No cabe duda que las sensaciones tienen una gran importancia en la política, especialmente si se consigue que sean muy ampliamente compartidas, como está ocurriendo hasta este momento con la victoria de Donald Trump.
Pero los hechos son testarudos y dicen lo que dicen. Es no solamente posible, sino bastante probable que las sensaciones prevalezcan sobre la evidencia empírica en la fase inicial de este segundo mandato de Donald Trump. Pero la fase inicial es eso: una fase inicial. A medida que pase el tiempo, las sensaciones se difuminan y la evidencia empírica va recobrando protagonismo.
Está claro que Donald Trump ha explotado al máximo las sensaciones de su victoria arrolladora en el discurso inaugural de su mandato, que fue un alegato acerca de la unificación del pueblo americano en torno a su figura durante el proceso electoral, lo que, según él, le permitirá pasar a la historia como un presidente “de paz y unificador”.
Donald Trump cree que no ha ganado unas elecciones sin más, sino que ha ganado las elecciones más importantes en la historia de los Estados Unidos. Y que lo ha hecho de manera apabullante.

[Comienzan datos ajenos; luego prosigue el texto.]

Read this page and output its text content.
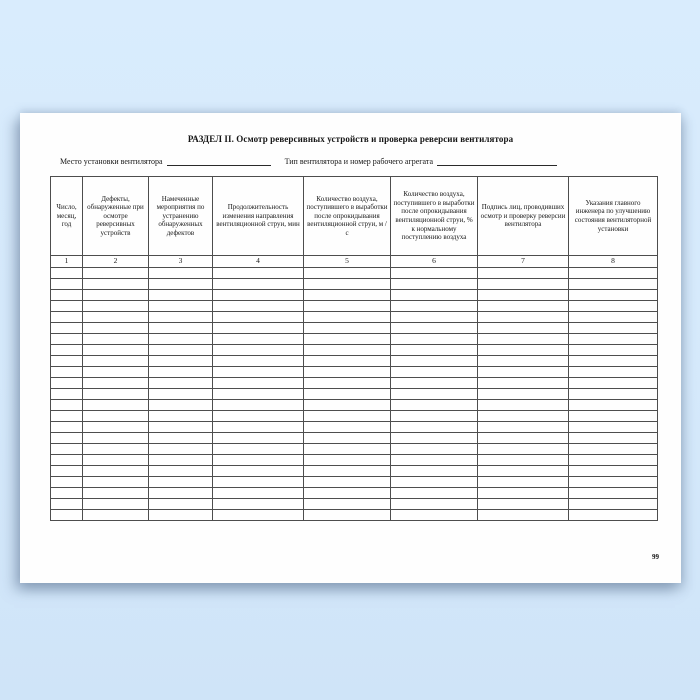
РАЗДЕЛ II. Осмотр реверсивных устройств и проверка реверсии вентилятора
Место установки вентилятора	Тип вентилятора и номер рабочего агрегата
Число, месяц, год	Дефекты, обнаруженные при осмотре реверсивных устройств	Намеченные мероприятия по устранению обнаруженных дефектов	Продолжительность изменения направления вентиляционной струи, мин	Количество воздуха, поступившего в выработки после опрокидывания вентиляционной струи, м /с	Количество воздуха, поступившего в выработки после опрокидывания вентиляционной струи, % к нормальному поступлению воздуха	Подпись лиц, проводивших осмотр и проверку реверсии вентилятора	Указания главного инженера по улучшению состояния вентиляторной установки
1	2	3	4	5	6	7	8

99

De ahí que considere que ha recibido “un mandato” para reconfigurar política, social y económicamente a la sociedad americana y para redefinir las relaciones con los demás países, hayan sido hasta ahora aliados o enemigos.
Los primeros pasos que dio el mismo día 20 de enero van en esa dirección. En esto se ve la diferencia entre el Donald Trump que llegó a la presidencia en 2016 el que lo acaba de hacer en 2024. Hay ideas, hay equipos y hay proyectos donde antes no los había. Pero también hay bastante prisa. Entre otras cosas porque sabe que hay elecciones en 2026 y que tiene que intentar que estas sensaciones que se han impuesto en este momento inicial a los datos electorales, se mantengan hasta esa fecha. Si es así, podrá extender esta política inicial hasta el final del mandato. Si no lo consigue, Donald Trump puede acabar siendo el “pato más cojo” o uno de los dos o tres más cojos de la historia constitucional de los Estados Unidos.
La interpretación de los resultados electorales como un “mandato” de enorme alcance me parece un error de cálculo, que le va a empezar a pasar factura desde muy pronto. Donald Trump no ha recibido un mandato como el que recibió Franklin Delano Roosevelt o Ronald Reagan. Cuanto más tiempo tarde en entenderlo, más veces tropezará con riesgo de caída, que, como sin duda alguna le habrán dicho sus médicos, es el peor peligro para las personas de su edad. En todas las esferas de la vida.